ALMHULT, Sweden (Reuters) - IKEA customers used to assembling its flat-packed furniture will, if the Swedish firm’s design boss has his way, soon be able to add their own touches to products before buying.
The furniture retailer, which has grown into a global giant from its small-town roots in the heart of southern Sweden, is seeking new markets, with India on its horizon.
Even there IKEA - known for its budget furniture in huge stores - expects to keep to a Scandinavian form characterised by stripped, functional design, IKEA Design Manager Marcus Engman told Reuters.
“Having customers doing some of the job is nothing new. Historically, that has been about them assembling the products to keep prices low. But I believe in letting them take part also in the creative work,” he said in an interview in Almhult where IKEA was born 69 years ago and where its creative hub still is.
“It would enable them to turn an IKEA product, which will probably always be mass produced, into their own unique thing. I think this will be important for us going forward,” said Engman, sitting on a Klippan couch, which was developed by his father, also a former design chief at IKEA.
He said customers might make adjustments to a sofa, or create their own fabric patterns via the IKEA website. “We are not that far away technology-wise. What we need to find is a way to do it and still keep our low prices.”
IKEA, whose name includes the initials of founder Ingvar Kamprad combined with the first letters of the farm and village where he grew up, has 338 stores in 40 countries across Europe, North America and Asia.
Kamprad, 86, a billionaire who lives in Switzerland, but who keeps up a thrifty image when he visits his homeland, founded IKEA as a mail order firm when he was only 17 and keeps a role as senior adivisor to the foundations which controls the empire.
He and his family still control the group through a complex corporate structure, which has been criticised for a lack of transparency.
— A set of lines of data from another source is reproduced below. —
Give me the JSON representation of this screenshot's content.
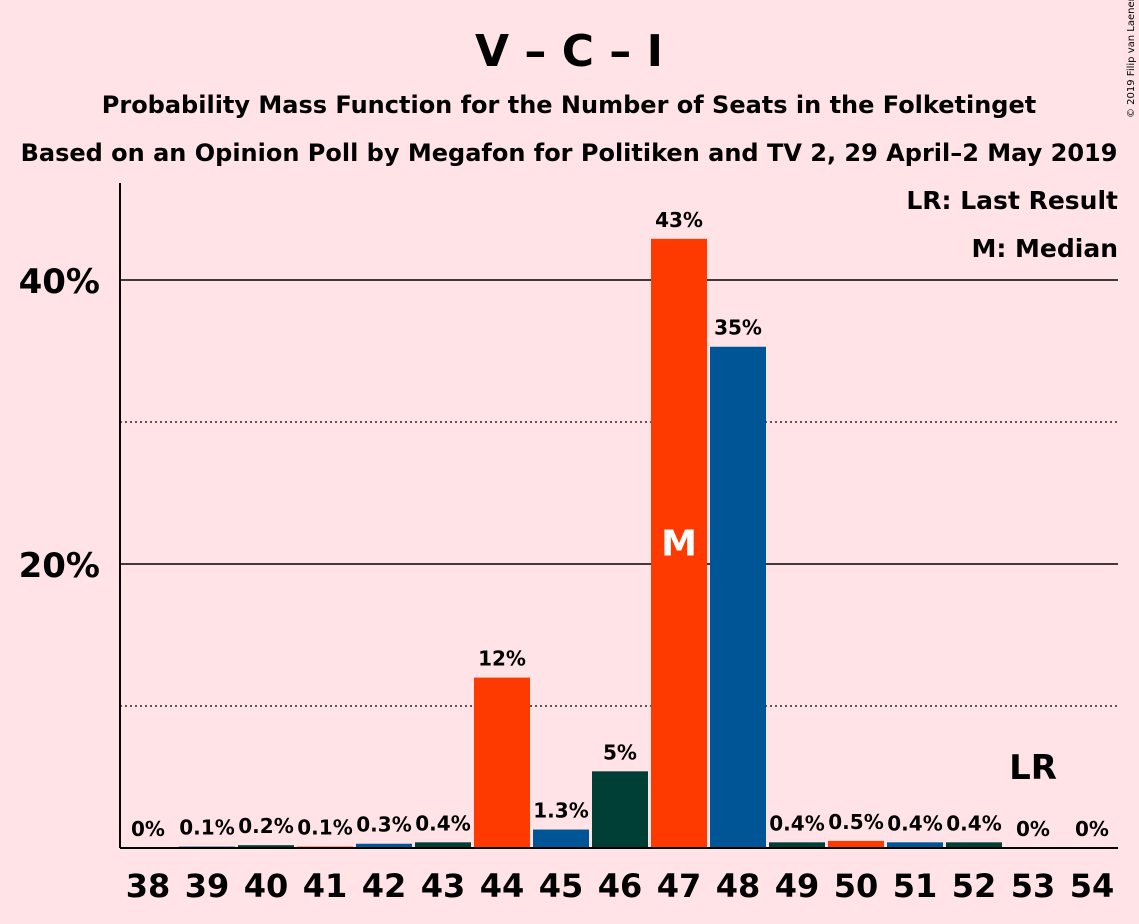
{
  "title": "V – C – I",
  "subtitle1": "Probability Mass Function for the Number of Seats in the Folketinget",
  "subtitle2": "Based on an Opinion Poll by Megafon for Politiken and TV 2, 29 April–2 May 2019",
  "legend": {
    "last_result": "LR: Last Result",
    "median": "M: Median"
  },
  "copyright": "© 2019 Filip van Laenen",
  "colors": {
    "background": "#ffe3e6",
    "V": "#003f35",
    "C": "#005596",
    "I": "#ff3a00"
  },
  "chart_data": {
    "type": "bar",
    "x": [
      38,
      39,
      40,
      41,
      42,
      43,
      44,
      45,
      46,
      47,
      48,
      49,
      50,
      51,
      52,
      53,
      54
    ],
    "values": [
      0.0,
      0.1,
      0.2,
      0.1,
      0.3,
      0.4,
      12.0,
      1.3,
      5.4,
      42.9,
      35.3,
      0.4,
      0.5,
      0.4,
      0.4,
      0.0,
      0.0
    ],
    "labels": [
      "0%",
      "0.1%",
      "0.2%",
      "0.1%",
      "0.3%",
      "0.4%",
      "12%",
      "1.3%",
      "5%",
      "43%",
      "35%",
      "0.4%",
      "0.5%",
      "0.4%",
      "0.4%",
      "0%",
      "0%"
    ],
    "bar_colors": [
      "#003f35",
      "#005596",
      "#003f35",
      "#ff3a00",
      "#005596",
      "#003f35",
      "#ff3a00",
      "#005596",
      "#003f35",
      "#ff3a00",
      "#005596",
      "#003f35",
      "#ff3a00",
      "#005596",
      "#003f35",
      "#ff3a00",
      "#005596"
    ],
    "yticks": [
      20,
      40
    ],
    "ytick_labels": [
      "20%",
      "40%"
    ],
    "ylim": [
      0,
      47
    ],
    "grid": {
      "solid": [
        20,
        40
      ],
      "dotted": [
        10,
        30
      ]
    },
    "median_seat": 47,
    "median_label": "M",
    "last_result_seat": 53,
    "last_result_label": "LR",
    "legend_position": "top-right"
  }
}
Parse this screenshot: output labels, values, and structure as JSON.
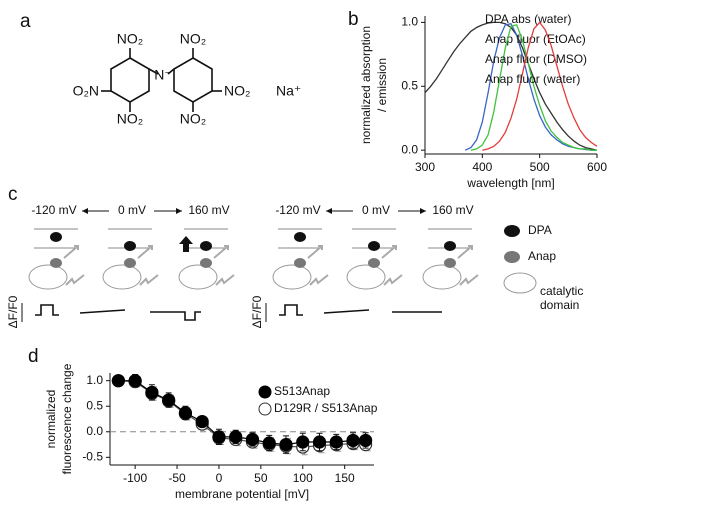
{
  "panel_labels": [
    "a",
    "b",
    "c",
    "d"
  ],
  "structure": {
    "labels": [
      "NO₂",
      "NO₂",
      "O₂N",
      "N⁻",
      "NO₂",
      "NO₂",
      "NO₂",
      "Na⁺"
    ]
  },
  "diagram": {
    "voltages": [
      "-120 mV",
      "0 mV",
      "160 mV"
    ],
    "legend_dpa": "DPA",
    "legend_anap": "Anap",
    "legend_domain": [
      "catalytic",
      "domain"
    ],
    "trace_label": "ΔF/F0"
  },
  "chart_data": [
    {
      "type": "line",
      "xlabel": "wavelength [nm]",
      "ylabel": [
        "normalized absorption",
        "/ emission"
      ],
      "x": [
        300,
        310,
        320,
        330,
        340,
        350,
        360,
        370,
        380,
        390,
        400,
        410,
        420,
        430,
        440,
        450,
        460,
        470,
        480,
        490,
        500,
        510,
        520,
        530,
        540,
        550,
        560,
        570,
        580,
        590,
        600
      ],
      "xlim": [
        300,
        600
      ],
      "xticks": [
        300,
        400,
        500,
        600
      ],
      "ylim": [
        -0.03,
        1.05
      ],
      "yticks": [
        {
          "value": 0,
          "label": "0.0"
        },
        {
          "value": 0.5,
          "label": "0.5"
        },
        {
          "value": 1,
          "label": "1.0"
        }
      ],
      "series": [
        {
          "name": "DPA abs (water)",
          "color": "#333333",
          "values": [
            0.45,
            0.5,
            0.56,
            0.63,
            0.7,
            0.77,
            0.83,
            0.88,
            0.93,
            0.96,
            0.98,
            0.995,
            1.0,
            1.0,
            0.99,
            0.96,
            0.9,
            0.8,
            0.68,
            0.56,
            0.45,
            0.36,
            0.29,
            0.22,
            0.16,
            0.11,
            0.07,
            0.04,
            0.02,
            0.01,
            0
          ]
        },
        {
          "name": "Anap fluor (EtOAc)",
          "color": "#3a64c8",
          "values": [
            null,
            null,
            null,
            null,
            null,
            null,
            null,
            0,
            0.02,
            0.08,
            0.22,
            0.45,
            0.7,
            0.88,
            0.98,
            0.99,
            0.9,
            0.74,
            0.56,
            0.4,
            0.27,
            0.18,
            0.12,
            0.08,
            0.05,
            0.03,
            0.02,
            0.01,
            0.005,
            0,
            0
          ]
        },
        {
          "name": "Anap fluor (DMSO)",
          "color": "#3cc43c",
          "values": [
            null,
            null,
            null,
            null,
            null,
            null,
            null,
            null,
            0,
            0.01,
            0.04,
            0.12,
            0.3,
            0.55,
            0.8,
            0.97,
            0.98,
            0.86,
            0.68,
            0.5,
            0.35,
            0.23,
            0.15,
            0.1,
            0.06,
            0.04,
            0.02,
            0.01,
            0.01,
            0,
            0
          ]
        },
        {
          "name": "Anap fluor (water)",
          "color": "#e23c3c",
          "values": [
            null,
            null,
            null,
            null,
            null,
            null,
            null,
            null,
            null,
            null,
            0,
            0.01,
            0.03,
            0.07,
            0.14,
            0.25,
            0.4,
            0.6,
            0.8,
            0.95,
            1.0,
            0.94,
            0.82,
            0.66,
            0.5,
            0.36,
            0.25,
            0.16,
            0.1,
            0.06,
            0.03
          ]
        }
      ]
    },
    {
      "type": "errorbar",
      "xlabel": "membrane potential [mV]",
      "ylabel": [
        "normalized",
        "fluorescence change"
      ],
      "x": [
        -120,
        -100,
        -80,
        -60,
        -40,
        -20,
        0,
        20,
        40,
        60,
        80,
        100,
        120,
        140,
        160,
        175
      ],
      "xlim": [
        -130,
        185
      ],
      "xticks": [
        -100,
        -50,
        0,
        50,
        100,
        150
      ],
      "ylim": [
        -0.65,
        1.15
      ],
      "yticks": [
        {
          "value": -0.5,
          "label": "-0.5"
        },
        {
          "value": 0,
          "label": "0.0"
        },
        {
          "value": 0.5,
          "label": "0.5"
        },
        {
          "value": 1,
          "label": "1.0"
        }
      ],
      "hline": 0,
      "series": [
        {
          "name": "S513Anap",
          "color": "#000000",
          "filled": true,
          "values": [
            1.0,
            1.0,
            0.77,
            0.62,
            0.37,
            0.2,
            -0.1,
            -0.1,
            -0.15,
            -0.22,
            -0.25,
            -0.2,
            -0.2,
            -0.2,
            -0.17,
            -0.17
          ],
          "errors": [
            0.08,
            0.12,
            0.15,
            0.14,
            0.13,
            0.1,
            0.15,
            0.13,
            0.13,
            0.15,
            0.17,
            0.17,
            0.17,
            0.15,
            0.15,
            0.15
          ]
        },
        {
          "name": "D129R / S513Anap",
          "color": "#555555",
          "filled": false,
          "values": [
            1.0,
            0.98,
            0.75,
            0.6,
            0.35,
            0.15,
            -0.12,
            -0.15,
            -0.2,
            -0.25,
            -0.28,
            -0.3,
            -0.27,
            -0.25,
            -0.23,
            -0.25
          ],
          "errors": [
            0.06,
            0.1,
            0.13,
            0.12,
            0.12,
            0.1,
            0.13,
            0.12,
            0.12,
            0.13,
            0.15,
            0.15,
            0.14,
            0.13,
            0.12,
            0.12
          ]
        }
      ]
    }
  ]
}
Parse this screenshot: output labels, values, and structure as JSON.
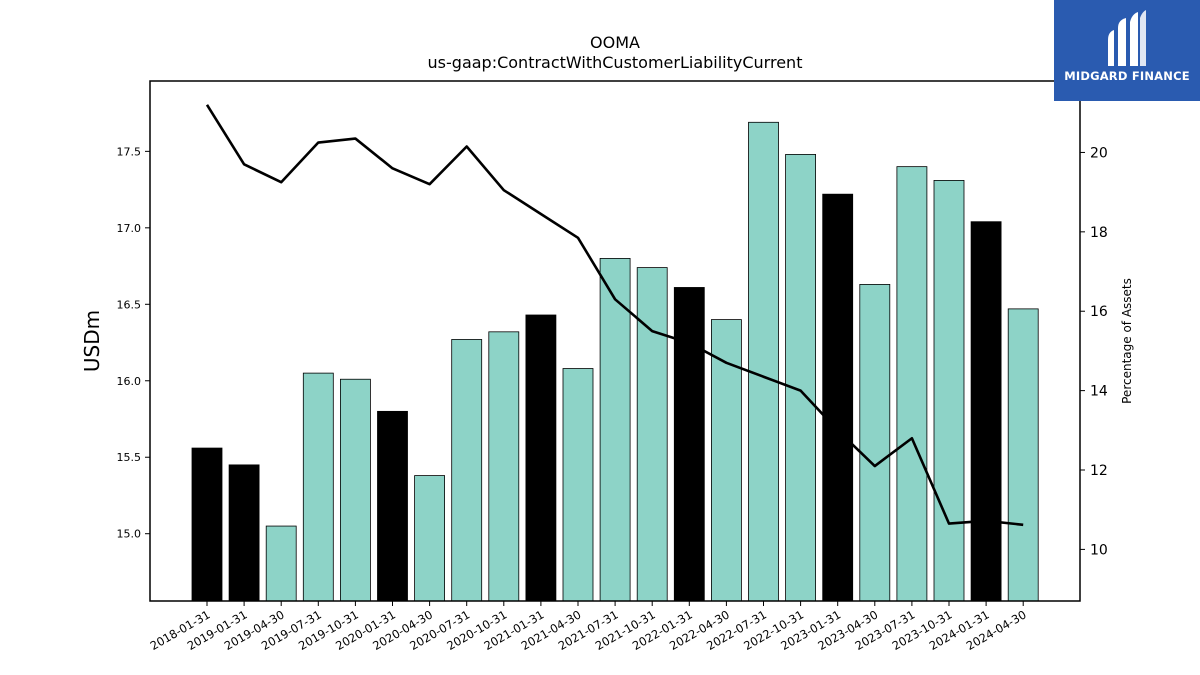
{
  "chart_data": {
    "type": "bar",
    "title": "OOMA",
    "subtitle": "us-gaap:ContractWithCustomerLiabilityCurrent",
    "ylabel": "USDm",
    "y2label": "Percentage of Assets",
    "ylim": [
      14.56,
      17.96
    ],
    "y2lim": [
      8.7,
      21.8
    ],
    "yticks": [
      15.0,
      15.5,
      16.0,
      16.5,
      17.0,
      17.5
    ],
    "y2ticks": [
      10,
      12,
      14,
      16,
      18,
      20
    ],
    "categories": [
      "2018-01-31",
      "2019-01-31",
      "2019-04-30",
      "2019-07-31",
      "2019-10-31",
      "2020-01-31",
      "2020-04-30",
      "2020-07-31",
      "2020-10-31",
      "2021-01-31",
      "2021-04-30",
      "2021-07-31",
      "2021-10-31",
      "2022-01-31",
      "2022-04-30",
      "2022-07-31",
      "2022-10-31",
      "2023-01-31",
      "2023-04-30",
      "2023-07-31",
      "2023-10-31",
      "2024-01-31",
      "2024-04-30"
    ],
    "series": [
      {
        "type": "bar",
        "values": [
          15.56,
          15.45,
          15.05,
          16.05,
          16.01,
          15.8,
          15.38,
          16.27,
          16.32,
          16.43,
          16.08,
          16.8,
          16.74,
          16.61,
          16.4,
          17.69,
          17.48,
          17.22,
          16.63,
          17.4,
          17.31,
          17.04,
          16.47
        ],
        "highlight": [
          true,
          true,
          false,
          false,
          false,
          true,
          false,
          false,
          false,
          true,
          false,
          false,
          false,
          true,
          false,
          false,
          false,
          true,
          false,
          false,
          false,
          true,
          false
        ]
      },
      {
        "type": "line",
        "axis": "right",
        "values": [
          21.2,
          19.7,
          19.25,
          20.25,
          20.35,
          19.6,
          19.2,
          20.15,
          19.05,
          18.45,
          17.85,
          16.3,
          15.5,
          15.2,
          14.7,
          14.35,
          14.0,
          13.0,
          12.1,
          12.8,
          10.65,
          10.72,
          10.62
        ]
      }
    ],
    "colors": {
      "bar": "#8dd3c7",
      "highlight": "#000000",
      "line": "#000000"
    },
    "grid": false
  },
  "logo": {
    "text": "MIDGARD FINANCE",
    "icon": "midgard-logo-icon"
  }
}
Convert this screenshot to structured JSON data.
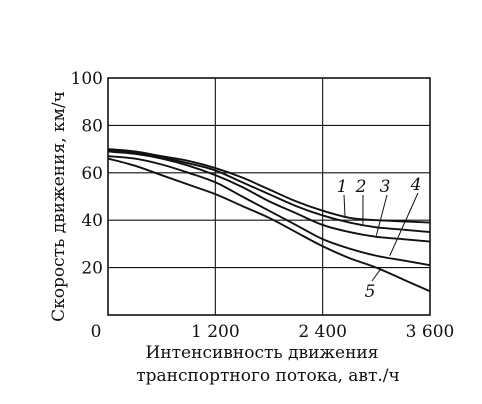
{
  "chart_data": {
    "type": "line",
    "xlabel_line1": "Интенсивность движения",
    "xlabel_line2": "транспортного потока, авт./ч",
    "ylabel": "Скорость движения, км/ч",
    "xlim": [
      0,
      3600
    ],
    "ylim": [
      0,
      100
    ],
    "x_ticks": [
      0,
      1200,
      2400,
      3600
    ],
    "x_tick_labels": [
      "0",
      "1 200",
      "2 400",
      "3 600"
    ],
    "y_ticks": [
      20,
      40,
      60,
      80,
      100
    ],
    "y_tick_labels": [
      "20",
      "40",
      "60",
      "80",
      "100"
    ],
    "grid": true,
    "line_color": "#111111",
    "series": [
      {
        "name": "1",
        "x": [
          0,
          300,
          600,
          900,
          1200,
          1500,
          1800,
          2100,
          2400,
          2700,
          3000,
          3300,
          3600
        ],
        "y": [
          70,
          69,
          67,
          65,
          62,
          58,
          53,
          48,
          44,
          41,
          40,
          39.5,
          39
        ]
      },
      {
        "name": "2",
        "x": [
          0,
          300,
          600,
          900,
          1200,
          1500,
          1800,
          2100,
          2400,
          2700,
          3000,
          3300,
          3600
        ],
        "y": [
          69.5,
          68.5,
          66.5,
          64,
          61,
          56,
          51,
          46,
          42,
          39,
          37,
          36,
          35
        ]
      },
      {
        "name": "3",
        "x": [
          0,
          300,
          600,
          900,
          1200,
          1500,
          1800,
          2100,
          2400,
          2700,
          3000,
          3300,
          3600
        ],
        "y": [
          69,
          68,
          66,
          63,
          59,
          54,
          48,
          43,
          38,
          35,
          33,
          32,
          31
        ]
      },
      {
        "name": "4",
        "x": [
          0,
          300,
          600,
          900,
          1200,
          1500,
          1800,
          2100,
          2400,
          2700,
          3000,
          3300,
          3600
        ],
        "y": [
          67,
          66,
          63.5,
          60,
          56,
          50,
          44,
          38,
          32,
          28,
          25,
          23,
          21
        ]
      },
      {
        "name": "5",
        "x": [
          0,
          300,
          600,
          900,
          1200,
          1500,
          1800,
          2100,
          2400,
          2700,
          3000,
          3300,
          3600
        ],
        "y": [
          66,
          63,
          59,
          55,
          51,
          46,
          41,
          35,
          29,
          24,
          20,
          15,
          10
        ]
      }
    ]
  }
}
IKEA was also recently found to have spied on employees in France and is investigating Swedish public television allegations it used political prisoners in the former east Germany in the 1970s and 1980s. In October, it apologised for air brushing women out of catalogues for Saudi Arabia.
Such brushes with controversial issues, including Kamprad’s own involvement with a Swedish fascist group in the 1940s, which he later called a mistake, are not holding the company back.
It is the world’s biggest furniture retailer. IKEA Group, which owns most of the stores, with others under external franchise, plans to speed up expansion after record sales in 2011/12 of 27 billion euros.
The group in May unveiled plans for 25 stores in India, already a big sourcing market its for textiles, and expects the government in the coming months to approve its application to begin trading there. Engman just returned from an inspiration trip to suppliers and design schools in India, he said.
“In the big cities there is fairly widespread awareness that we will open there. There is a curiosity around what we plan to do,” Engman said of his trip, adding that IKEA has no plans make major changes to its range there.
But the company will stick to its traditional designs.
“To enter India with Indian designs would place us in a crazy position competition-wise. If we stay Scandinavian and do what we do best we will be unique in the market.”
From approval, it usually takes IKEA 4-5 years to open a first store in a new market.
Engman is a firm believer in the company’s “democratic design” ethos, mixing functionality, style and value.
“I actually believe that a great part in our success is the fact what we produce is mixable with other styles,” he said.
“And that you get a lot for your money.”